Scaling spectroscopic data unnecessarily. If all variables are in the same units (e.g., absorbance at different wavelengths), mean centering alone often gives better results than autoscaling, because the natural variance structure carries chemical information.
Quick reference: which method to use
Situation
Recommended approach
Pure spectroscopic data (same units)
Mean centering only
Mixed-unit data (spectra + process variables)
Autoscaling
Metabolomics / peak intensity matters
Pareto scaling
Process monitoring with known operating ranges
Range scaling
Data spanning orders of magnitude
Log transform + centering or autoscaling
Exploratory analysis, uncertain which to use
Try autoscaling first, compare with centering only
Applying preprocessing to new data
When you build a calibration model, you compute means and standard deviations from your training data. New samples must be preprocessed using those same parameters, not recalculated from the new data. This is a common source of errors.
# During calibration
X_train_scaled, means, stds =autoscale(X_train)
model =build_pls_model(X_train_scaled, y_train)
# During prediction -- use calibration means and stds
X_new_scaled = (X_new - means) / stds # NOT autoscale(X_new)
y_predicted = model.predict(X_new_scaled)
If you recalculate means and standard deviations from new data, each prediction batch gets a different preprocessing, and the model’s coefficients no longer apply correctly.
References
[1] van den Berg, R. A., Hoefsloot, H. C. J., Westerhuis, J. A., Smilde, A. K., & van der Werf, M. J. (2006). Centering, scaling, and transformations: improving the biological information content of metabolomics data. BMC Genomics, 7, 142.

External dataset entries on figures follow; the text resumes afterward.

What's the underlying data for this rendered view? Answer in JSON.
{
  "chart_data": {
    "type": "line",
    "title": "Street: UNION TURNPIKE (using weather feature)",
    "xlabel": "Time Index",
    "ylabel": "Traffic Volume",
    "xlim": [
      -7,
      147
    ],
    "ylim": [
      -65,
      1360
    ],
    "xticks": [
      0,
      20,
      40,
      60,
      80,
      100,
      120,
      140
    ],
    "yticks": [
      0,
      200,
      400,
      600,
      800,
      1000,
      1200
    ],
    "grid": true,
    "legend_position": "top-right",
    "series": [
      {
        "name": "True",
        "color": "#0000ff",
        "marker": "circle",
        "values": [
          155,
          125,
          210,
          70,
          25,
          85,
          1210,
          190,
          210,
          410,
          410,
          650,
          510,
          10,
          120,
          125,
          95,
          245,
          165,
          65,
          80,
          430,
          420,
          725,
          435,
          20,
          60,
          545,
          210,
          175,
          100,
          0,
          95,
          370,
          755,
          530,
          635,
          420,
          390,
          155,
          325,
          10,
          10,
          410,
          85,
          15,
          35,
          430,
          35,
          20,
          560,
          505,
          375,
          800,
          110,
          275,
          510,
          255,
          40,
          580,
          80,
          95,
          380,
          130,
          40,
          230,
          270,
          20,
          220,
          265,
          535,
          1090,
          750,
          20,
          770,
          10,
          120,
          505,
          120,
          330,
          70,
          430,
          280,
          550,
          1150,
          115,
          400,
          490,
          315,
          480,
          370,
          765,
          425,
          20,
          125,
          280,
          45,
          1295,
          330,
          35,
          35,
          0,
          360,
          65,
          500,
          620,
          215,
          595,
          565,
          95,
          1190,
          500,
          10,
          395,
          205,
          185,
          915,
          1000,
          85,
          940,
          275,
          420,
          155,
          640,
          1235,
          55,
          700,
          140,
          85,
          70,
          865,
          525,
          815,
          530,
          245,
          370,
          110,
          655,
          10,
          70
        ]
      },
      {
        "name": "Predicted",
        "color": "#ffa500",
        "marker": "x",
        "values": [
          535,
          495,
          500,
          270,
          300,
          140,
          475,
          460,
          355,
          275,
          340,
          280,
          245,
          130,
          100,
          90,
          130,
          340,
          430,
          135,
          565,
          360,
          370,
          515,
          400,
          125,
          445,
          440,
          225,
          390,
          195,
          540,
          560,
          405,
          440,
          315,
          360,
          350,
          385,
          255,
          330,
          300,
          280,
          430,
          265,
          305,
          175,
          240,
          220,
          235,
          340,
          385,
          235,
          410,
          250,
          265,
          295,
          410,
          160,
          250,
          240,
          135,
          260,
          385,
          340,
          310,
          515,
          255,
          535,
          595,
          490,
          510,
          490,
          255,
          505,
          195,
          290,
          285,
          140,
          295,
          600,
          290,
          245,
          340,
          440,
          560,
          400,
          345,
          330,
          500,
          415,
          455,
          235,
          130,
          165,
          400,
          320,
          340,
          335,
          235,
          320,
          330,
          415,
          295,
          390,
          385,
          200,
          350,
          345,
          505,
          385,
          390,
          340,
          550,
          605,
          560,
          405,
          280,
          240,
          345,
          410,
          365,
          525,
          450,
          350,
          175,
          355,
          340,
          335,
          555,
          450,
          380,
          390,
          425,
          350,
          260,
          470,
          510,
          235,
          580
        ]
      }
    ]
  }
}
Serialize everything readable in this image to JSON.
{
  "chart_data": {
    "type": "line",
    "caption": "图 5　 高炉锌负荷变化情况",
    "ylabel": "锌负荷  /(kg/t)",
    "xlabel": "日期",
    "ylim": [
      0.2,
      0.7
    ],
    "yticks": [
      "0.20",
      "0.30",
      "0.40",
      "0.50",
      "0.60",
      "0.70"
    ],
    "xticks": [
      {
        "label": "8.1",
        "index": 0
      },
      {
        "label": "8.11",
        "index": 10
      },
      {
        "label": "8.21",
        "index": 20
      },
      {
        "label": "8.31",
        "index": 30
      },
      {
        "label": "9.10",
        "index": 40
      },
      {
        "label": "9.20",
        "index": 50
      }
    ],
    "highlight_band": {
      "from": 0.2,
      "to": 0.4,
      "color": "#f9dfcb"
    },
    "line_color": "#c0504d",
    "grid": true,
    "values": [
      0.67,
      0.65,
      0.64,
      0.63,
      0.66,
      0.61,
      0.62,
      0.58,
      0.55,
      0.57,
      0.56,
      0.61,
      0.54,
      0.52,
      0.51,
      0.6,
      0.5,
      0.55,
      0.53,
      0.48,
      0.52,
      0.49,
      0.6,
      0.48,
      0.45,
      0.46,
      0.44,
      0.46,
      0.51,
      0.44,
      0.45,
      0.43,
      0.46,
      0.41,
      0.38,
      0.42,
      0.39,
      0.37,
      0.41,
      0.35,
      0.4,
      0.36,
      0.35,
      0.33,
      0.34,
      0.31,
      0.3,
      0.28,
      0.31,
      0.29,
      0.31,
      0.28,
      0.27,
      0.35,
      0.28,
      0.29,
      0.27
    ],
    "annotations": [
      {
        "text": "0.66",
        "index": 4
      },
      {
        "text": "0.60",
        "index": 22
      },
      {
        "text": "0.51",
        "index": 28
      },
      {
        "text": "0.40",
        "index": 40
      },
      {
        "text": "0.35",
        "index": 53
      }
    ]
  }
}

[2] Bro, R., & Smilde, A. K. (2014). Principal component analysis. Analytical Methods, 6(9), 2812-2831.
[3] Pearson, K. (1901). On lines and planes of closest fit to systems of points in space. Philosophical Magazine, 2(11), 559-572.
[4] Wold, S., Esbensen, K., & Geladi, P. (1987). Principal component analysis. Chemometrics and Intelligent Laboratory Systems, 2(1-3), 37-52.
[5] Rinnan, Å., van den Berg, F., & Engelsen, S. B. (2009). Review of the most common pre-processing techniques for near-infrared spectra. TrAC Trends in Analytical Chemistry, 28(10), 1201-1222.
[6] Eriksson, L., Byrne, T., Johansson, E., Trygg, J., & Vikstrom, C. (2013). Multi- and Megavariate Data Analysis: Basic Principles and Applications. Umetrics Academy.
[7] Brereton, R. G. (2003). Chemometrics: Data Analysis for the Laboratory and Chemical Plant. Wiley.
[8] Martens, H., & Naes, T. (1989). Multivariate Calibration. Wiley.